Good information, and glad to see it in a newspaper aimed at young citizens. I think more open carry is definitely better. As I said on DOWN RANGE Radio this morning, I think open carry sends an important message not only here in America, but to the rest of the benighted world, that things are very different here in America.

4 comments:

Middle Man said...

Hubert Humphrey?!!

Overload in Colorado said...

I will say that this is different than open carry at a voting site. That could be construed as voter intimidation.

Anonymous said...

Pro-choice for the 2nd Amendment has been tried before to little avail.

http://johnjacobh.wordpress.com/2008/08/22/national-abortion-background-check-to-begin-december-1st/

In Liberty,
JohnJacobH

Chaz said...

Michael - pardon my while I play editor for just a bit.
The correct phrase for describing the act of carrying a firearm on your person, open to view, is that you're CARRYING OPENLY. It it NOT, as has become the vogue, that you "open carry". To wit, you do NOT say "I open carry". The CORRECT wording is "I carry openly".
That may seem to be needless niggling, but let's face it, we're under constant scrutiny by the antigunners and our side is made to look like semi- or illiterate twits when we abuse and misuse the language.
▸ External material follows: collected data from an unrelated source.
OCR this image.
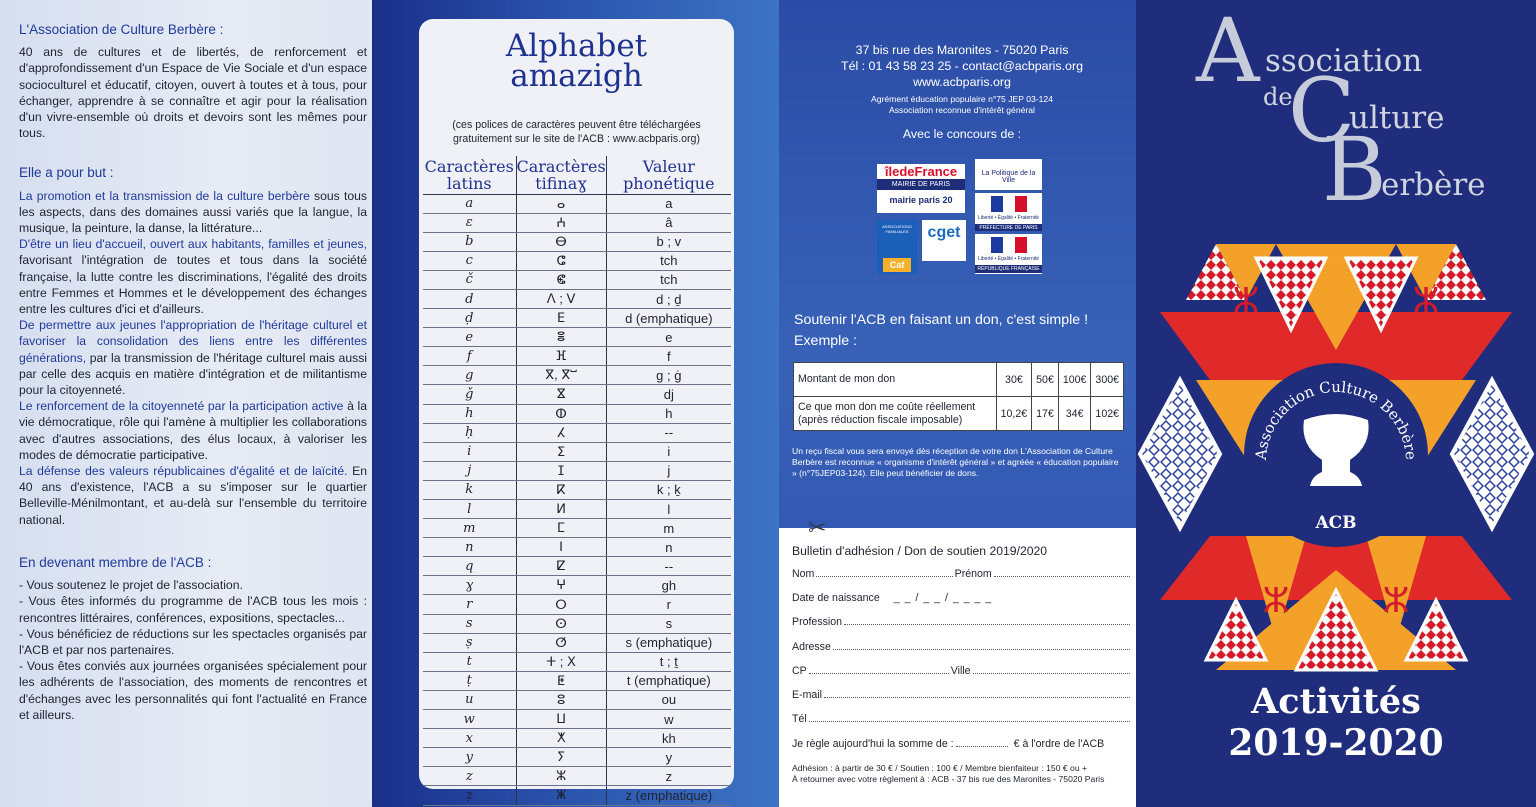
L'Association de Culture Berbère :

40 ans de cultures et de libertés, de renforcement et d'approfondissement d'un Espace de Vie Sociale et d'un espace socioculturel et éducatif, citoyen, ouvert à toutes et à tous, pour échanger, apprendre à se connaître et agir pour la réalisation d'un vivre-ensemble où droits et devoirs sont les mêmes pour tous.

Elle a pour but :

La promotion et la transmission de la culture berbère sous tous les aspects, dans des domaines aussi variés que la langue, la musique, la peinture, la danse, la littérature...

D'être un lieu d'accueil, ouvert aux habitants, familles et jeunes, favorisant l'intégration de toutes et tous dans la société française, la lutte contre les discriminations, l'égalité des droits entre Femmes et Hommes et le développement des échanges entre les cultures d'ici et d'ailleurs.

De permettre aux jeunes l'appropriation de l'héritage culturel et favoriser la consolidation des liens entre les différentes générations, par la transmission de l'héritage culturel mais aussi par celle des acquis en matière d'intégration et de militantisme pour la citoyenneté.

Le renforcement de la citoyenneté par la participation active à la vie démocratique, rôle qui l'amène à multiplier les collaborations avec d'autres associations, des élus locaux, à valoriser les modes de démocratie participative.

La défense des valeurs républicaines d'égalité et de laïcité. En 40 ans d'existence, l'ACB a su s'imposer sur le quartier Belleville-Ménilmontant, et au-delà sur l'ensemble du territoire national.

En devenant membre de l'ACB :

- Vous soutenez le projet de l'association.

- Vous êtes informés du programme de l'ACB tous les mois : rencontres littéraires, conférences, expositions, spectacles...

- Vous bénéficiez de réductions sur les spectacles organisés par l'ACB et par nos partenaires.

- Vous êtes conviés aux journées organisées spécialement pour les adhérents de l'association, des moments de rencontres et d'échanges avec les personnalités qui font l'actualité en France et ailleurs.

Alphabet
amazigh
(ces polices de caractères peuvent être téléchargées gratuitement sur le site de l'ACB : www.acbparis.org)
Caractères latins	Caractères tifinaɣ	Valeur phonétique
a	ⴰ	a
ɛ	ⵄ	â
b	ⴱ	b ; v
c	ⵛ	tch
č	ⵞ	tch
d	ⴷ ; ⴸ	d ; ḏ
ḍ	ⴹ	d (emphatique)
e	ⴻ	e
f	ⴼ	f
g	ⴳ, ⴳⵯ	g ; ġ
ǧ	ⴵ	dj
h	ⵀ	h
ḥ	ⵃ	--
i	ⵉ	i
j	ⵊ	j
k	ⴽ	k ; ḵ
l	ⵍ	l
m	ⵎ	m
n	ⵏ	n
q	ⵇ	--
ɣ	ⵖ	gh
r	ⵔ	r
s	ⵙ	s
ṣ	ⵚ	s (emphatique)
t	ⵜ ; ⵝ	t ; ṯ
ṭ	ⵟ	t (emphatique)
u	ⵓ	ou
w	ⵡ	w
x	ⵅ	kh
y	ⵢ	y
z	ⵣ	z
ẓ	ⵥ	z (emphatique)
37 bis rue des Maronites - 75020 Paris
Tél : 01 43 58 23 25 - contact@acbparis.org
www.acbparis.org
Agrément éducation populaire n°75 JEP 03-124
Association reconnue d'intérêt général
Avec le concours de :
îledeFrance
MAIRIE DE PARIS
mairie paris 20
ASSOCIATIONS FAMILIALES
Caf
cget
La Politique de la Ville
Liberté • Égalité • Fraternité
PRÉFECTURE DE PARIS
Liberté • Égalité • Fraternité
RÉPUBLIQUE FRANÇAISE
Soutenir l'ACB en faisant un don, c'est simple !
Exemple :
Montant de mon don	30€	50€	100€	300€
Ce que mon don me coûte réellement (après réduction fiscale imposable)	10,2€	17€	34€	102€
Un reçu fiscal vous sera envoyé dès réception de votre don L'Association de Culture Berbère est reconnue « organisme d'intérêt général » et agréée « éducation populaire » (n°75JEP03-124). Elle peut bénéficier de dons.
✂
Bulletin d'adhésion / Don de soutien 2019/2020
Nom	Prénom
Date de naissance _ _ / _ _ / _ _ _ _
Profession
Adresse
CP	Ville
E-mail
Tél
Je règle aujourd'hui la somme de :	€ à l'ordre de l'ACB
Adhésion : à partir de 30 € / Soutien : 100 € / Membre bienfaiteur : 150 € ou +
À retourner avec votre règlement à : ACB - 37 bis rue des Maronites - 75020 Paris
A ssociation
de
C
ulture
B
erbère
ⵣ	ⵣ
ⵣ	ⵣ
Association Culture Berbère
ACB
Activités
2019-2020
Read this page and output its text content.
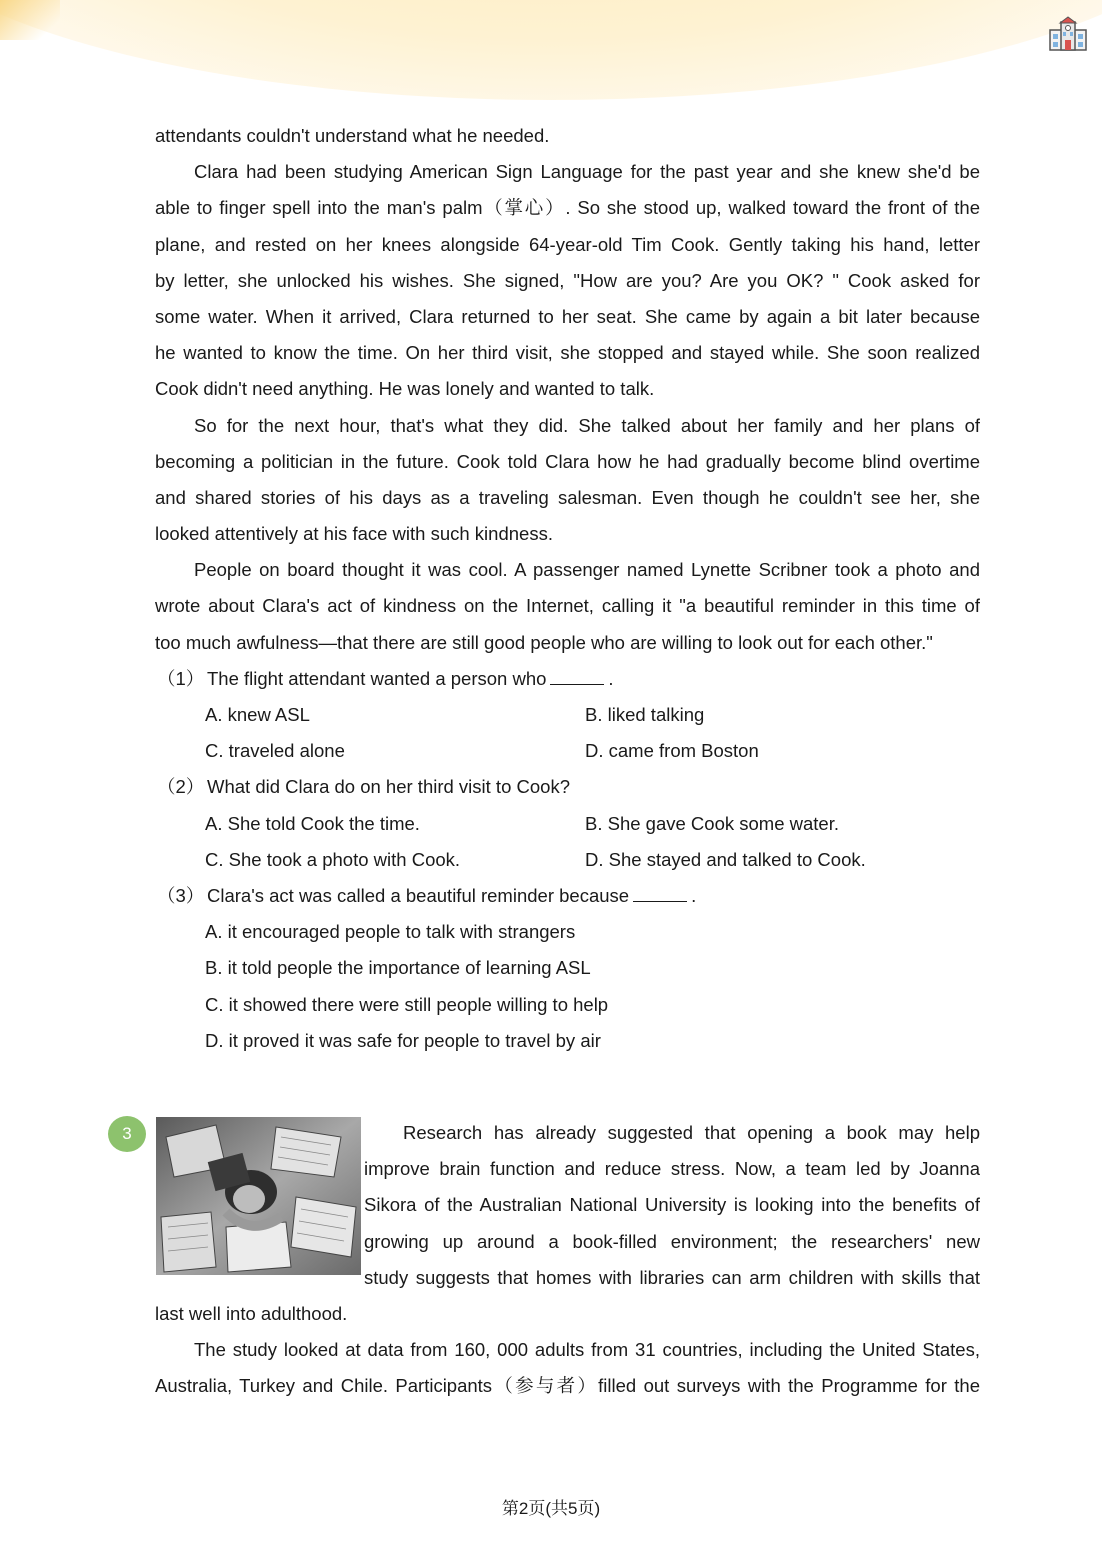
attendants couldn't understand what he needed.
Clara had been studying American Sign Language for the past year and she knew she'd be
able to finger spell into the man's palm（掌心）. So she stood up, walked toward the front of the
plane, and rested on her knees alongside 64-year-old Tim Cook. Gently taking his hand, letter
by letter, she unlocked his wishes. She signed, "How are you? Are you OK? " Cook asked for
some water. When it arrived, Clara returned to her seat. She came by again a bit later because
he wanted to know the time. On her third visit, she stopped and stayed while. She soon realized
Cook didn't need anything. He was lonely and wanted to talk.
So for the next hour, that's what they did. She talked about her family and her plans of
becoming a politician in the future. Cook told Clara how he had gradually become blind overtime
and shared stories of his days as a traveling salesman. Even though he couldn't see her, she
looked attentively at his face with such kindness.
People on board thought it was cool. A passenger named Lynette Scribner took a photo and
wrote about Clara's act of kindness on the Internet, calling it "a beautiful reminder in this time of
too much awfulness—that there are still good people who are willing to look out for each other."
（1） The flight attendant wanted a person who	.
A. knew ASL	B. liked talking
C. traveled alone	D. came from Boston
（2） What did Clara do on her third visit to Cook?
A. She told Cook the time.	B. She gave Cook some water.
C. She took a photo with Cook.	D. She stayed and talked to Cook.
（3） Clara's act was called a beautiful reminder because	.
A. it encouraged people to talk with strangers
B. it told people the importance of learning ASL
C. it showed there were still people willing to help
D. it proved it was safe for people to travel by air
3	Research has already suggested that opening a book may help
improve brain function and reduce stress. Now, a team led by Joanna
Sikora of the Australian National University is looking into the benefits of
growing up around a book-filled environment; the researchers' new
study suggests that homes with libraries can arm children with skills that
last well into adulthood.
The study looked at data from 160, 000 adults from 31 countries, including the United States,
Australia, Turkey and Chile. Participants（参与者）filled out surveys with the Programme for the
第2页(共5页)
Would you "I fast run"? Of course you wouldn't. Well, okay, after enough tequila you would, but let's assume that you're sober when you're writing. Okay, let's assume that you're USUALLY sober when you're writing AND that you're ALWAYS sober when you're carrying a firearm openly on your person.
PLEASE, please, please, friends, let's get this squared away amongst ourselves before the gun-haters start pointing this out and use it to mock us. There is no point in giving them any help, is there?
Most of us make it a point to sound smart when we engage the public and the media about firearms and rights issues, so why are we not getting it right on THIS issue?
PLEASE don't say "I open carry." You may choose engage in open carry, or you may carry openly or you may openly carry a firearm, but you do NOT 'open carry'. It's wrong. It's bad language. Let's get our act together and stop it, okay?